Agence France-PresseMar 11, 2021 13:20:06 IST
The world is missing a once-in-a-generation chance to rebuild a sustainable post-pandemic future, the United Nations said Wednesday in an assessment showing less than 20 percent of recovery finance can be considered “green”. Although the unprecedented economic slowdown caused by COVID-19 saw greenhouse gas emissions fall dramatically in 2020, institutions from the UN to the International Energy Agency have warned against a fossil-fuel powered rebound. The UN says emissions must fall nearly seven percent – roughly equivalent to 2020’s fall – this decade in order to keep the Paris climate deal’s temperature goals in play.
But the UN’s Environment Programme said Wednesday that just 18 percent of announced pandemic recovery spending could be considered green, such as renewable or low-carbon energy projects and nature-based solutions.
“We are not yet building back better when it comes to recovery spending,” said UNEP Executive Director Inger Andersen. “So far global green spending does not match the severity of the three planetary crises of climate change, nature loss, and pollution.”
The UNEP analysis, co-authored by researchers at the University of Oxford, showed that out of the $1.9 trillion announced for COVID-19 recovery among 50 major economies, just US $341 billion was earmarked for green projects.
When pandemic rescue packages were factored in, the green gap becomes even starker.
Just US $368 billion of US $14.6 trillion (2.5 percent) COVID-induced rescue and recovery spending in 2020 was green, the report found. The analysis singled out Spain and Germany for praise with their large subsidies to renewable energy projects, as well as France and Britain for their commitment to increase energy efficiency through building retrofits.
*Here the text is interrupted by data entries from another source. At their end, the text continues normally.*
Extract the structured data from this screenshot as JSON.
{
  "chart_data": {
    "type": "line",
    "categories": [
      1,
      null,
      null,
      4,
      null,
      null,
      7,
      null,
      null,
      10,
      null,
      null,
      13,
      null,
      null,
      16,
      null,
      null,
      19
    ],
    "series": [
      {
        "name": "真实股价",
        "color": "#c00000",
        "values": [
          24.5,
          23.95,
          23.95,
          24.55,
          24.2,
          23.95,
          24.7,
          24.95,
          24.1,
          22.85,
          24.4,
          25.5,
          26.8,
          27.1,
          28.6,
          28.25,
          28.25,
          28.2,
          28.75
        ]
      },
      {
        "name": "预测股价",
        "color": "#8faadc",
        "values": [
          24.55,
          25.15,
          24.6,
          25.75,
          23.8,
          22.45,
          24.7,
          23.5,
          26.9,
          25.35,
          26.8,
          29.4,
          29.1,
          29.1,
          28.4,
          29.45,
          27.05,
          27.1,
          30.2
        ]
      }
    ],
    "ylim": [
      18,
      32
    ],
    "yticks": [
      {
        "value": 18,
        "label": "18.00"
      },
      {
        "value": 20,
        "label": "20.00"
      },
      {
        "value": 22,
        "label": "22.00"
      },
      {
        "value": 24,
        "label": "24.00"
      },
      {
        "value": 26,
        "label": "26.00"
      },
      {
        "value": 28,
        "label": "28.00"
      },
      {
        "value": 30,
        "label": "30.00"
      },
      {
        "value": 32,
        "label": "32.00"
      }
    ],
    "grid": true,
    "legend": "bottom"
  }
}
“There are clearly some leading countries that are taking green recovery seriously,” Brian O’Callaghan, lead researcher at the Oxford University Economic Recovery Project and report author, told AFP. “Unfortunately, the vast majority of countries are not and there is a long way to go.”
He voiced hope however that as countries transition from rescue packages – that is, “keeping businesses and people alive” – to recovery, more governments may seek to prioritise renewables and nature preservation.
Several nations were named for prioritising “dirty energy”, including China and India for announcing expanded domestic coal plans, and the US, Canada, Mexico and Australia for planning additional oil and gas exploration.
“Alongside the negative (emissions) consequences of these policy decisions, the negative health consequences for proximate communities and workers can be significant,” the report said.
Incommensurate with environmental crises
Several planned stimulus packages were not included in the analysis, including the huge US green spending plan, “which paves the way for a significant acceleration in US green spending in 2021,” the report said.
Globally, the report found that green spending had been “incommensurate with the scale of ongoing environmental crises”.
“A one-dimensional focus on short-term economic recovery risks further exacerbating long-term social and environmental crises,” it said.
The assessment also warned that failing to use recovery spending to address structural inequality threatened to undo decades of progress against poverty in developing nations.
The vast majority of green finance has been pledged by the global North, as debt constraints were holding developing nations back from greening their economies.
O’Callaghan said the discrepancy in green spending could “enlarge the gaps that already exist between the rich and poor countries.”